All of us were deeply saddened by the recent and untimely death of Meet The Press host and political journalist Tim Russert. "How can this have happened?" many people have asked. According to all accounts, including those by his own personal physician, Tim was doing everything right. He did have coronary artery disease and high cholesterol, but was religious about taking his medications regularly, exercising, and, in fact, had passed an exercise stress test 2 months ago. Indeed, Tim had exercised the morning of his death.
This unfortunate incident highlights an important tenet of trying to stay healthy, eat right and exercise- every little bit helps to decrease your risk of cardiovascular disease, but does not eliminate it. According to the autopsy, Russert died of a blood clot that formed in a major artery supplying blood to his heart. The clot blocked blood flow which caused the electrical impulses of the heart to go haywire leading to a rhythm known as "ventricular fibrillation". Basically, the heart jiggles like a bowl of jello instead of uniform contractions causing blood to flow. Ventricular fibrillation does not allow for effective pumping of blood to the brain or rest of the body, and if not stopped (i.e. via electric shock delivered by a defibrillator) leads to irreversible brain damage and death in minutes.
Does this mean that working out, eating right and trying to do the right things is a waste of time? Not at all! Studies still show that eating a low fat, high fiber diet and getting regular exercise 3-4 times or more per week, decreases the likelihood for major cardiovascular problems and diabetes. That's pretty indisputable at this point. We'll always hear of people who worked out, ate great, took their vitamins, ate their spinach and fell victim to some illness or malady. Similarly, someone always gloats about their 95 year old grandmother who smoked 2 packs of cigarettes per day, never saw the doctor had bacon and eggs for breakfast everyday and was "never sick a day in her life".

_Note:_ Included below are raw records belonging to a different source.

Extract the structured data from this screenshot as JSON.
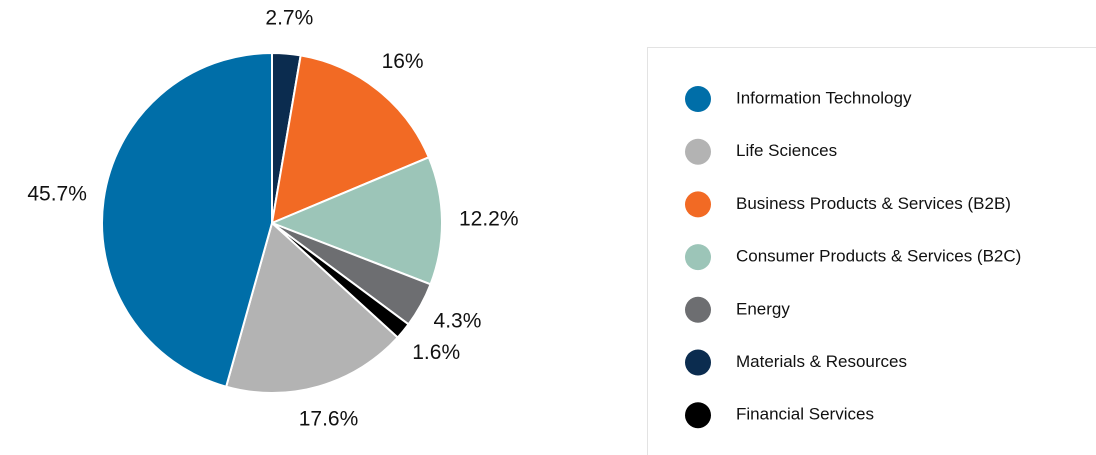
{
  "chart_data": {
    "type": "pie",
    "categories": [
      "Information Technology",
      "Life Sciences",
      "Business Products & Services (B2B)",
      "Consumer Products & Services (B2C)",
      "Energy",
      "Materials & Resources",
      "Financial Services"
    ],
    "values": [
      45.7,
      17.6,
      16,
      12.2,
      4.3,
      2.7,
      1.6
    ],
    "value_labels": [
      "45.7%",
      "17.6%",
      "16%",
      "12.2%",
      "4.3%",
      "2.7%",
      "1.6%"
    ],
    "colors": [
      "#006ea8",
      "#b3b3b3",
      "#f26a24",
      "#9cc5b8",
      "#6d6e71",
      "#0b2c4f",
      "#000000"
    ],
    "legend": "right"
  }
}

However, what we all must realize, is that for every one of those cases, there are likely many other individuals who do all the right things and have been able to prevent illness and prolong their lives as well as the fatty food eating smoking diabetics who've had heart attacks before the age of 50.. Those studies I alluded to earlier have looked at the science. Medical and health science is unfortunately not an exact science of absolutes. It's more like a numbers game- trying to make the worst possible outcome more and more unlikely (but not impossible) with each step. Who knows if Russert would have lived as long as he did had he not done the right things? If you are concerned about your risk profile, visit your primary care provider and have a complete physical.
Just like fastening your seatbelt when you get in your car doesn't guarantee against death or injury by motor vehicle accident, adopting a healthy lifestyle does not guarantee against catastrophic illness. However, I don't know about you, but I'm sure as hell going to buckle my seatbelt when I get in my car and go to the gym tomorrow.